Ellen Cassedy was a founder of 9 to 5, the movement of working women that
mobilized for rights and respect on the job. "Working 9 to 5" is her
first-person account of how a diverse group of women took on the corporate
titans, organized a union, won victories from coast to coast – and inspired
Jane
Fonda’s hit movie and Dolly Parton’s enduring anthem.

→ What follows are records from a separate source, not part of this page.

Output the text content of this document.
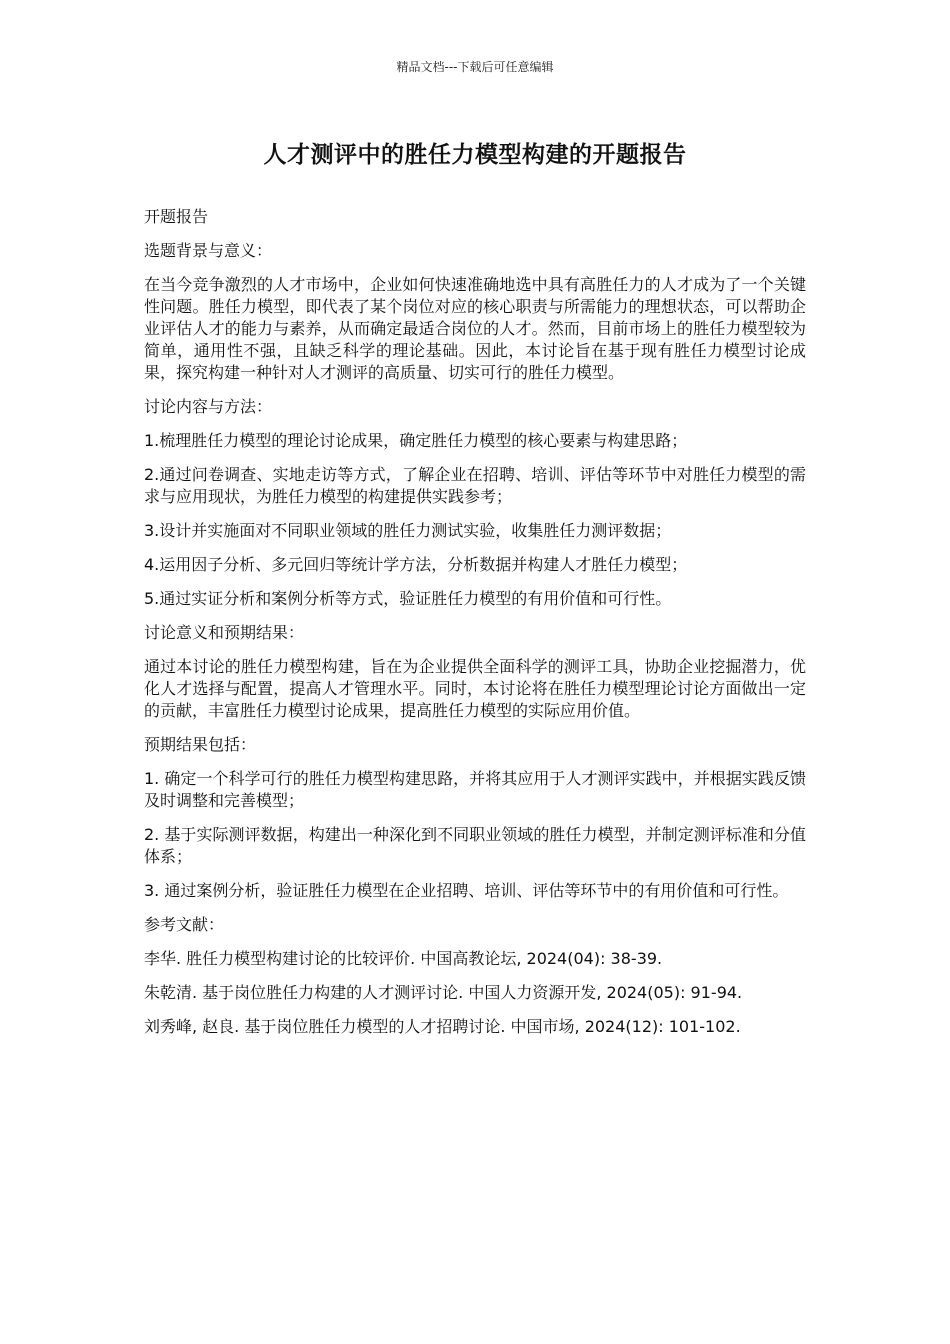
精品文档---下载后可任意编辑
人才测评中的胜任力模型构建的开题报告

开题报告

选题背景与意义：

在当今竞争激烈的人才市场中，企业如何快速准确地选中具有高胜任力的人才成为了一个关键性问题。胜任力模型，即代表了某个岗位对应的核心职责与所需能力的理想状态，可以帮助企业评估人才的能力与素养，从而确定最适合岗位的人才。然而，目前市场上的胜任力模型较为简单，通用性不强，且缺乏科学的理论基础。因此，本讨论旨在基于现有胜任力模型讨论成果，探究构建一种针对人才测评的高质量、切实可行的胜任力模型。

讨论内容与方法：

1.梳理胜任力模型的理论讨论成果，确定胜任力模型的核心要素与构建思路；

2.通过问卷调查、实地走访等方式，了解企业在招聘、培训、评估等环节中对胜任力模型的需求与应用现状，为胜任力模型的构建提供实践参考；

3.设计并实施面对不同职业领域的胜任力测试实验，收集胜任力测评数据；

4.运用因子分析、多元回归等统计学方法，分析数据并构建人才胜任力模型；

5.通过实证分析和案例分析等方式，验证胜任力模型的有用价值和可行性。

讨论意义和预期结果：

通过本讨论的胜任力模型构建，旨在为企业提供全面科学的测评工具，协助企业挖掘潜力，优化人才选择与配置，提高人才管理水平。同时，本讨论将在胜任力模型理论讨论方面做出一定的贡献，丰富胜任力模型讨论成果，提高胜任力模型的实际应用价值。

预期结果包括：

1. 确定一个科学可行的胜任力模型构建思路，并将其应用于人才测评实践中，并根据实践反馈及时调整和完善模型；

2. 基于实际测评数据，构建出一种深化到不同职业领域的胜任力模型，并制定测评标准和分值体系；

3. 通过案例分析，验证胜任力模型在企业招聘、培训、评估等环节中的有用价值和可行性。

参考文献：

李华. 胜任力模型构建讨论的比较评价. 中国高教论坛, 2024(04): 38-39.

朱乾清. 基于岗位胜任力构建的人才测评讨论. 中国人力资源开发, 2024(05): 91-94.

刘秀峰, 赵良. 基于岗位胜任力模型的人才招聘讨论. 中国市场, 2024(12): 101-102.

In "We Are Here: Memories of the Lithuanian Holocaust," Ellen embarks on a
journey to connect with her Jewish family roots that expands into a wider
quest,
offering hope for a more tolerant future. Winner of the Grub Street National
Book Prize for Nonfiction, shortlisted for the William Saroyan International
Prize for Writing.
Ellen Cassedy is a translator from Yiddish. "Oedipus in Brooklyn and Other
Stories by Blume Lempel" (with Yermiyahu Ahron Taub) blends the realistic and
the fantastic, the lyrical and the philosophical. Winner of the Leviant
Memorial
Prize from the Modern Language Association. "On the Landing: Stories by Yenta
Mash" traces an arc across upheavals and regime changes, making a major
contribution to the literature of immigration and resilience. "So We Died:
A Memoir of Life and Death in the Ghetto of Šiauliai, Lithuania, by Levi Shalit (co-translated with Veronica Belling and Andrew Cassel) is a searing account of Holocaust experience.